It’s not unheard for a presidential candidate to pay a local visit. John Kerry passed through Bellville in 2004 during his campaign. And it was a rare treat when a U.S. president made a stop in Butler; then again, he was an Ohio resident.
“The Butler Times” reported the following in its May 17, 1912 paper:
The special train of President [William Howard] Taft stopped at Butler for about two minutes Wednesday at 12:15 p.m., while on its way to Mansfield, and the president made a few remarks to a crowd of several hundred people.
The Rutherford B. Hayes Presidential Center explained in a 2004 issue.
“Ohio has been the scene of numerous political showdowns in the race for the presidency. Perhaps none excited residents more than the primary campaign of 1912. Fighting for his political life, President William Howard Taft set out on a weeklong campaign tour through his native state to battle his one-time friend and mentor ex-president Teddy Roosevelt. It was the first time a sitting president had campaigned during the primaries. Both men needed Ohio’s delegates to win the Republican Party’s nomination at the upcoming convention.
As Taft’s train steamed into Ohio on the 13th of May, Roosevelt was only hours behind. Thrilled at the prospect of so much attention, Ohioans along the campaign route quickly constructed makeshift speaker platforms, flew flags, decorated their homes and businesses, and organized bands and parades. With factories and schools closed, excitement reigned as thousands waited for the chance to see President Taft and the dynamic Teddy Roosevelt.”
President Taft had been Roosevelt’s secretary of war and a trusted adviser, and the two had similar political ideas. Roosevelt lost the Republican nomination and so he formed the Progressive Party in order to run as a third candidate.
Today that’s a familiar notion as anti-Trump Republicans have been heard calling for a third party.
But back to 1912.
Theodore Roosevelt won more delegates than Taft in the election. And women’s suffrage, when women still struggled with the right to vote, made great gains in that election.
On the second page of that week’s “Butler Times,” a Columbus article reported that a woman asked Taft, as he walked to his car, “As a daughter of Ohio, I would like to know how you stand on the rights of women.”

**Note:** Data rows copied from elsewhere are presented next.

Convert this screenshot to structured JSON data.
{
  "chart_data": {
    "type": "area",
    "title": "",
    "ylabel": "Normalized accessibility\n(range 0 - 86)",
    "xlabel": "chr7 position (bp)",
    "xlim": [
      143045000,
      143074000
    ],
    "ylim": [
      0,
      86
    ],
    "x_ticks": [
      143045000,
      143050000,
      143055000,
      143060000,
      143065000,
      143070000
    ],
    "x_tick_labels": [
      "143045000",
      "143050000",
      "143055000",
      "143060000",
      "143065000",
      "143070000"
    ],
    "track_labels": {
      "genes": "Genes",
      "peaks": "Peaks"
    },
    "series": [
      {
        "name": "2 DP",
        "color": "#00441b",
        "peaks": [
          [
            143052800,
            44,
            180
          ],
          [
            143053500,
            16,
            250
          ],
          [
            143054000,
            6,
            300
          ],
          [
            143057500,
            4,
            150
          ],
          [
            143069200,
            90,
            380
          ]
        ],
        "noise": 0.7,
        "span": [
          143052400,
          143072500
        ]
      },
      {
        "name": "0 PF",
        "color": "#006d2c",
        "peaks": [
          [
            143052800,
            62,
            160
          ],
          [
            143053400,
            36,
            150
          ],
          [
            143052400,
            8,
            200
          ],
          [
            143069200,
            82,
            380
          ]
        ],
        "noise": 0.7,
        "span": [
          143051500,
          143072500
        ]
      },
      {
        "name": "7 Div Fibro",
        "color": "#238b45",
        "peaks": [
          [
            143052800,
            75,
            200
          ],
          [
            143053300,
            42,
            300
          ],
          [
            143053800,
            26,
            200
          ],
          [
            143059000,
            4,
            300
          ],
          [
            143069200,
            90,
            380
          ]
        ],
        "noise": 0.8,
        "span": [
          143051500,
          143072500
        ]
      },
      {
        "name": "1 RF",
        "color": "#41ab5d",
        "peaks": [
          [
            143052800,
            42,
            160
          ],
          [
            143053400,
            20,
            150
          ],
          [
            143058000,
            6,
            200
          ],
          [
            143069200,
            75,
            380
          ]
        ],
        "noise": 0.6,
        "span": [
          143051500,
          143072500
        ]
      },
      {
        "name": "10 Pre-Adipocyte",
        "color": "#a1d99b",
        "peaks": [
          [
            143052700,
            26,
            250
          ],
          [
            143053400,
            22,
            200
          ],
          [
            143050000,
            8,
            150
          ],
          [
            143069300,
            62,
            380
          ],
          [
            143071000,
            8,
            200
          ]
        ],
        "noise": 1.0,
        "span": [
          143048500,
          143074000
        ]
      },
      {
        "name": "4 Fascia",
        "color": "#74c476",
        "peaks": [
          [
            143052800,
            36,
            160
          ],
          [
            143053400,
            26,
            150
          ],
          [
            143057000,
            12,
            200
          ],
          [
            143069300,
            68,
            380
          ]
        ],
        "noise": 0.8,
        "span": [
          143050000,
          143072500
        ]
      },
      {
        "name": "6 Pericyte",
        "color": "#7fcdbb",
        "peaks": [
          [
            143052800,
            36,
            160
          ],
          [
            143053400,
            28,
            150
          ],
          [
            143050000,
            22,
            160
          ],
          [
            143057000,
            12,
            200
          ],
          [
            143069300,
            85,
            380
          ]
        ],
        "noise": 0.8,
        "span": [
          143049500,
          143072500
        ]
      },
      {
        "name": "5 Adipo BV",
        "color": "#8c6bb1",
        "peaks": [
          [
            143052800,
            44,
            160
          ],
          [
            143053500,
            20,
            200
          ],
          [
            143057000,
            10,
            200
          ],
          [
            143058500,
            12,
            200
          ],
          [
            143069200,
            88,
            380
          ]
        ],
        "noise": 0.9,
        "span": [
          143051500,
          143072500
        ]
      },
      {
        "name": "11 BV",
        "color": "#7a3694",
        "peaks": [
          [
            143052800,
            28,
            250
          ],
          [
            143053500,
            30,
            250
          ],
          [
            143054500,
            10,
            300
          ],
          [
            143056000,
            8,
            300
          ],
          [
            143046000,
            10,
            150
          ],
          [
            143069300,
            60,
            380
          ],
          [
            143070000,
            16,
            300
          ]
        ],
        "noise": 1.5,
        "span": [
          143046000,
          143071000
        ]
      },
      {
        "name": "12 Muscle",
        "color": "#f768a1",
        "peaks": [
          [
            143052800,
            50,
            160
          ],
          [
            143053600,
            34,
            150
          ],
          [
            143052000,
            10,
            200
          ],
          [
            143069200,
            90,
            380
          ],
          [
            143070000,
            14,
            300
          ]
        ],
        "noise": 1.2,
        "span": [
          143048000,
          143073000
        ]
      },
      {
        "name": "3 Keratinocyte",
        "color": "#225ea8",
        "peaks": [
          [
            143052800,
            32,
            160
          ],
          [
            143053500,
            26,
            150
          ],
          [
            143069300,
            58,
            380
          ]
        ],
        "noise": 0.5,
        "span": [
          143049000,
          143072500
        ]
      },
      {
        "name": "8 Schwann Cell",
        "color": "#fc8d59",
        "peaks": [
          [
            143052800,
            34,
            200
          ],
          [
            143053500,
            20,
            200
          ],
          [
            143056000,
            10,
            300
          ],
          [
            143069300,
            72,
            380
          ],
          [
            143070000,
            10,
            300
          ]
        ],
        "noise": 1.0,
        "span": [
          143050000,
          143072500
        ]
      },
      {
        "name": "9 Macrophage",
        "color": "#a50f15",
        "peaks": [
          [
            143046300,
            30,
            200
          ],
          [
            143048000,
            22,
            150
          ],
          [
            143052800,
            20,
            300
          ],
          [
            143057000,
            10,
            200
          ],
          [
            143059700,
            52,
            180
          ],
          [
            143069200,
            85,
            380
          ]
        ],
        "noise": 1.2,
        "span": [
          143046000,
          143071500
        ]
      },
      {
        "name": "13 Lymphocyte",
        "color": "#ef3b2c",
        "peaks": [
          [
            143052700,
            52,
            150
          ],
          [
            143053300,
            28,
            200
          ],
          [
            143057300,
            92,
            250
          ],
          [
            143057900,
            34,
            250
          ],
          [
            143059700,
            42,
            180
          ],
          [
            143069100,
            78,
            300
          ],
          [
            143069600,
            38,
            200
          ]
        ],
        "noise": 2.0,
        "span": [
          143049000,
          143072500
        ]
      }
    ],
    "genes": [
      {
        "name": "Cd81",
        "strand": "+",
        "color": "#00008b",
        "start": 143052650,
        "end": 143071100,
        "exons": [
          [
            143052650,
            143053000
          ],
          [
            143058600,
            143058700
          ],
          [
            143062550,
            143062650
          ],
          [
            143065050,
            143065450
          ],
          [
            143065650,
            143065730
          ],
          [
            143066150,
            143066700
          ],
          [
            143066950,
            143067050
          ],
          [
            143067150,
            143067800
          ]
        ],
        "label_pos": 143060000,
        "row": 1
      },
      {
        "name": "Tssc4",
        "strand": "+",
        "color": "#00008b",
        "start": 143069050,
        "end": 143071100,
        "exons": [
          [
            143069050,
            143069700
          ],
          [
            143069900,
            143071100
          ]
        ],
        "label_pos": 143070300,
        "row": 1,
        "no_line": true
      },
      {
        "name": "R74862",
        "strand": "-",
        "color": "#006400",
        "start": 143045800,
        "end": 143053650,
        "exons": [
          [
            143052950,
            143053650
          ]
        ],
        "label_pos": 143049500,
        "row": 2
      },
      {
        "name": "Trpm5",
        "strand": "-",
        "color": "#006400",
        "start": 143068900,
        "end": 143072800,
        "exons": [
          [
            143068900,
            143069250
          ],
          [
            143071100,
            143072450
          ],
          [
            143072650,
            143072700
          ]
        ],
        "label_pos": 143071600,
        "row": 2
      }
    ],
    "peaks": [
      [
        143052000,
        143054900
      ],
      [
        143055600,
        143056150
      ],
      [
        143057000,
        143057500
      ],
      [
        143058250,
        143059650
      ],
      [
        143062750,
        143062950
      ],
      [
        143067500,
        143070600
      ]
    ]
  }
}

“You don’t want me to commit myself on that question now just for your vote, do you,” Taft asked.
Perhaps she did.
President Taft traveled more than 3,000 miles up until the day before the election. But the effort was in vain: Democrat Woodrow Wilson won the election and won Ohio. Wilson garnered 40.96 percent of the popular vote; Taft 26.82 percent; and Theodore Roosevelt, 22.16 percent.